He was a leader in the Forest City faith community — the pastor of Metropolitan United Church, one of Canada’s leading Protestant denominations.
He was a man who dedicated himself to his faith in Jesus and his service to his congregation. And then he wasn’t
Bob Ripley left religion and became an avowed atheist, a non-believer. He began living what he calls a “life beyond belief.”
It was an exercise in adopting an entirely new identity.
As the reverend of Metropolitan United, the life of the church defined who Ripley was in his own mind.
“My calling to ministry was so all-encompassing that my beliefs had a huge impact on who I was as a person,” he said. “I was happy in that life and happy to be known as ‘the reverend.’”
Unlike many others who experienced de-conversion, Ripley does not describe a story of breaking free from the shackles of more fundamentalist or conservative denominations.
“While I may think of my deconversion as a liberation of sorts, I never felt my religious identity was oppressive,” said Ripley.
Perhaps reflecting the very liberality of the United Church itself, Ripley expressed no resentment or hostility towards his former faith.
Instead, he described a change of perspective. “I simply feel that I’m now seeing life as it is and not as I would want it to be.”
And it seems Ripley is not the only person undertaking this change.
According to Statistics Canada, in the decade between 2011 and 2021, the share of Canadians identifying themselves as Christian dropped 14 per cent to just 53.3 per cent of the population.
During the past two decades, Canadians having no religious affiliation more than doubled to 34.6 per cent.

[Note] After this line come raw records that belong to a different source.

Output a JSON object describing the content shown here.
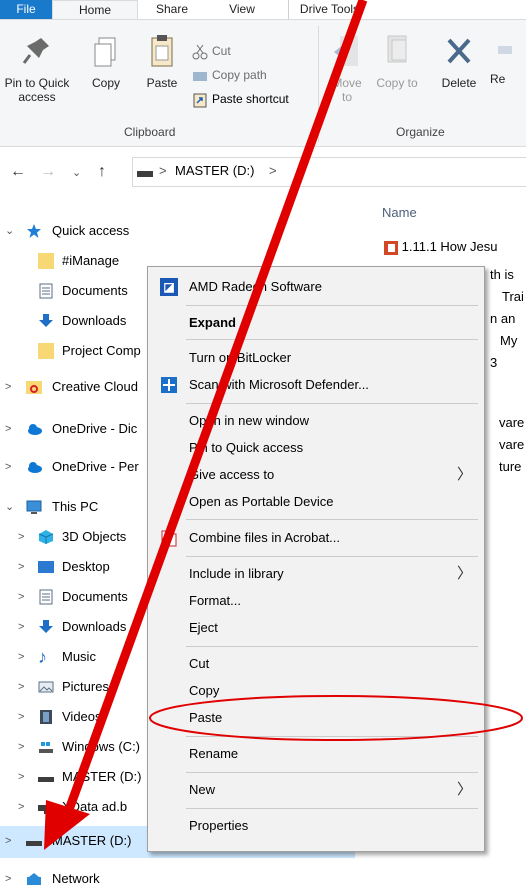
{
  "tabs": {
    "file": "File",
    "home": "Home",
    "share": "Share",
    "view": "View",
    "drive_tools": "Drive Tools"
  },
  "ribbon": {
    "pin": "Pin to Quick access",
    "copy": "Copy",
    "paste": "Paste",
    "cut": "Cut",
    "copy_path": "Copy path",
    "paste_shortcut": "Paste shortcut",
    "move_to": "Move to",
    "copy_to": "Copy to",
    "delete": "Delete",
    "rename_partial": "Re",
    "group_clipboard": "Clipboard",
    "group_organize": "Organize"
  },
  "address": {
    "drive_segment": "MASTER (D:)",
    "separator": ">"
  },
  "nav": {
    "quick_access": "Quick access",
    "imanage": "#iManage",
    "documents": "Documents",
    "downloads": "Downloads",
    "project": "Project Comp",
    "creative_cloud": "Creative Cloud",
    "onedrive_1": "OneDrive - Dic",
    "onedrive_2": "OneDrive - Per",
    "this_pc": "This PC",
    "objects_3d": "3D Objects",
    "desktop": "Desktop",
    "pc_documents": "Documents",
    "pc_downloads": "Downloads",
    "music": "Music",
    "pictures": "Pictures",
    "videos": "Videos",
    "windows_c": "Windows (C:)",
    "master_d": "MASTER (D:)",
    "xdata": "XData ad.b",
    "master_d_selected": "MASTER (D:)",
    "network": "Network"
  },
  "files": {
    "column_name": "Name",
    "f1": "1.11.1 How Jesu",
    "f2": "th is",
    "f3": "Trai",
    "f4": "n an",
    "f5": "My",
    "f6": "3",
    "f7": "vare",
    "f8": "vare",
    "f9": "ture"
  },
  "context_menu": {
    "amd": "AMD Radeon Software",
    "expand": "Expand",
    "bitlocker": "Turn on BitLocker",
    "defender": "Scan with Microsoft Defender...",
    "open_new": "Open in new window",
    "pin_quick": "Pin to Quick access",
    "give_access": "Give access to",
    "portable": "Open as Portable Device",
    "acrobat": "Combine files in Acrobat...",
    "include_library": "Include in library",
    "format": "Format...",
    "eject": "Eject",
    "cut": "Cut",
    "copy": "Copy",
    "paste": "Paste",
    "rename": "Rename",
    "new": "New",
    "properties": "Properties"
  },
  "colors": {
    "file_tab": "#1979ca",
    "selection": "#cde8ff",
    "annotation": "#e00000",
    "menu_bg": "#f2f2f2"
  }
}
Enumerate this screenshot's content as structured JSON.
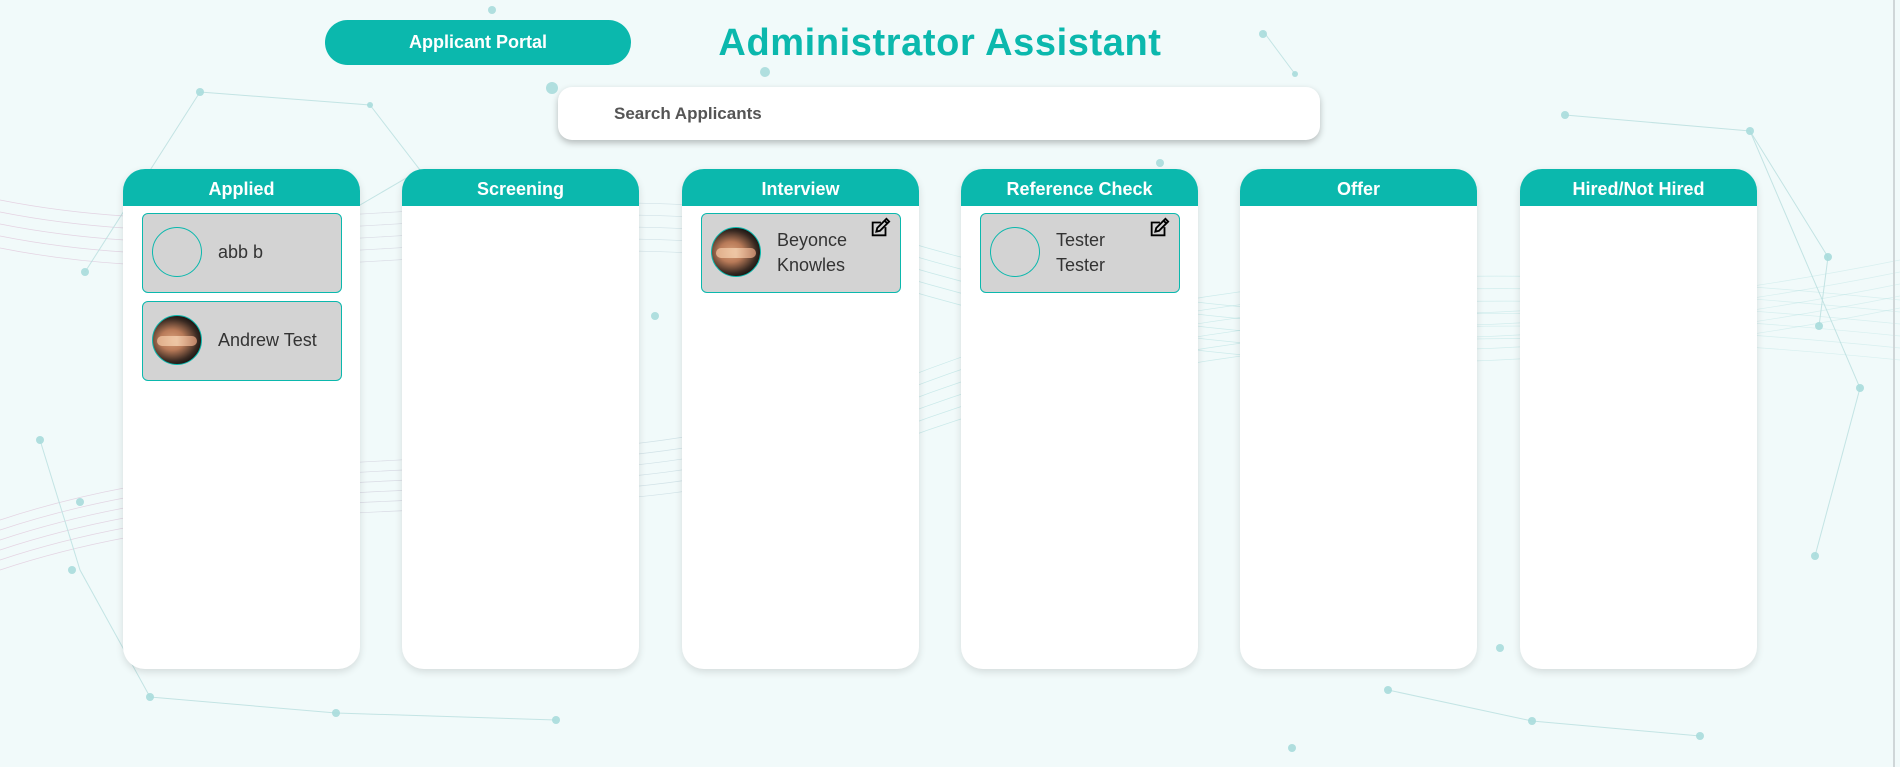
{
  "header": {
    "portal_button": "Applicant Portal",
    "title": "Administrator Assistant"
  },
  "search": {
    "placeholder": "Search Applicants",
    "value": ""
  },
  "colors": {
    "accent": "#0bb8ad",
    "card": "#d3d3d3",
    "background": "#f1fafa"
  },
  "columns": [
    {
      "title": "Applied",
      "cards": [
        {
          "name": "abb b",
          "photo": false,
          "edit_icon": false
        },
        {
          "name": "Andrew Test",
          "photo": true,
          "edit_icon": false
        }
      ]
    },
    {
      "title": "Screening",
      "cards": []
    },
    {
      "title": "Interview",
      "cards": [
        {
          "name": "Beyonce Knowles",
          "photo": true,
          "edit_icon": true
        }
      ]
    },
    {
      "title": "Reference Check",
      "cards": [
        {
          "name": "Tester Tester",
          "photo": false,
          "edit_icon": true
        }
      ]
    },
    {
      "title": "Offer",
      "cards": []
    },
    {
      "title": "Hired/Not Hired",
      "cards": []
    }
  ],
  "icons": {
    "edit": "edit-icon",
    "avatar": "avatar"
  }
}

In our current moment, only half of Canadians are Christian, and a third have no declared religion at all. That leaves just 12 per cent for all other faiths combined.

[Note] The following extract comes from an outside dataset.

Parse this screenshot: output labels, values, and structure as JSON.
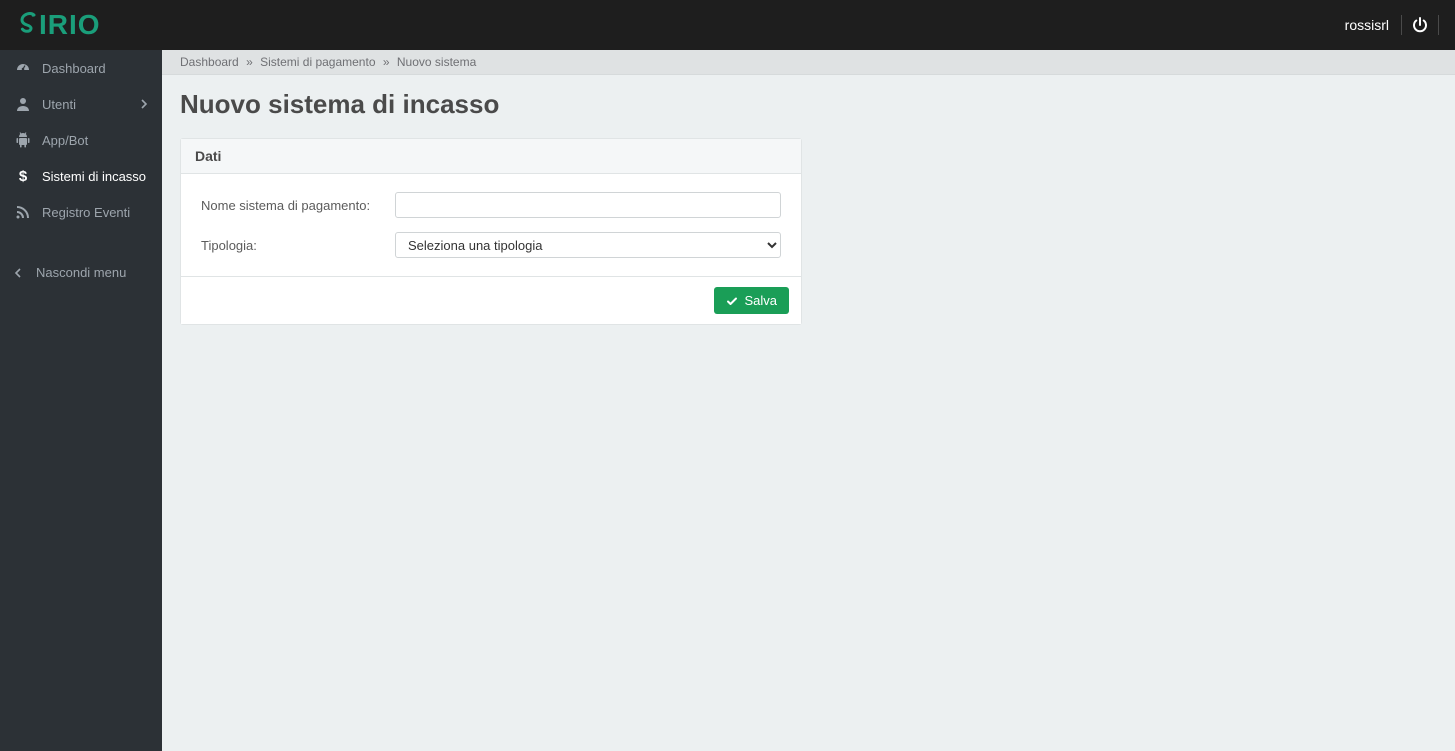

One of the perplexing aspects of Ripley’s rather public change of identity is the fact that so few people have chosen to engage in a discussion of his de-conversion.
“I’ve often speculated on why that is. Are they uneasy with the idea of someone in a high profile position such as I held changing their mind?” he questioned.
Or is it something more specific? An unwillingness to confront the questions that redefined Ripley’s identity.
“I found it particularly odd that few of my former clergy colleagues wanted to engage with me to point out the error of my ways and call me back to faith,” leaving him to wonder “Do they secretly harbour similar doubts but are unwilling or unable to follow where they lead?”
For himself, Ripley described the transition as a sort of investigation of the world around him, and an energizing experience.
“Emotionally, it was an exciting time as I applied logic and reason to both the doctrines of Christianity in particular and world religions in general,” he said.
Many fundamentalist Christians reject the role of the church as mediator between the faithful and God, and describe the religious experience as having a personal relationship with Jesus.
For Bob Ripley, the act of walking away from belief was “like finding a personal relationship with reality.”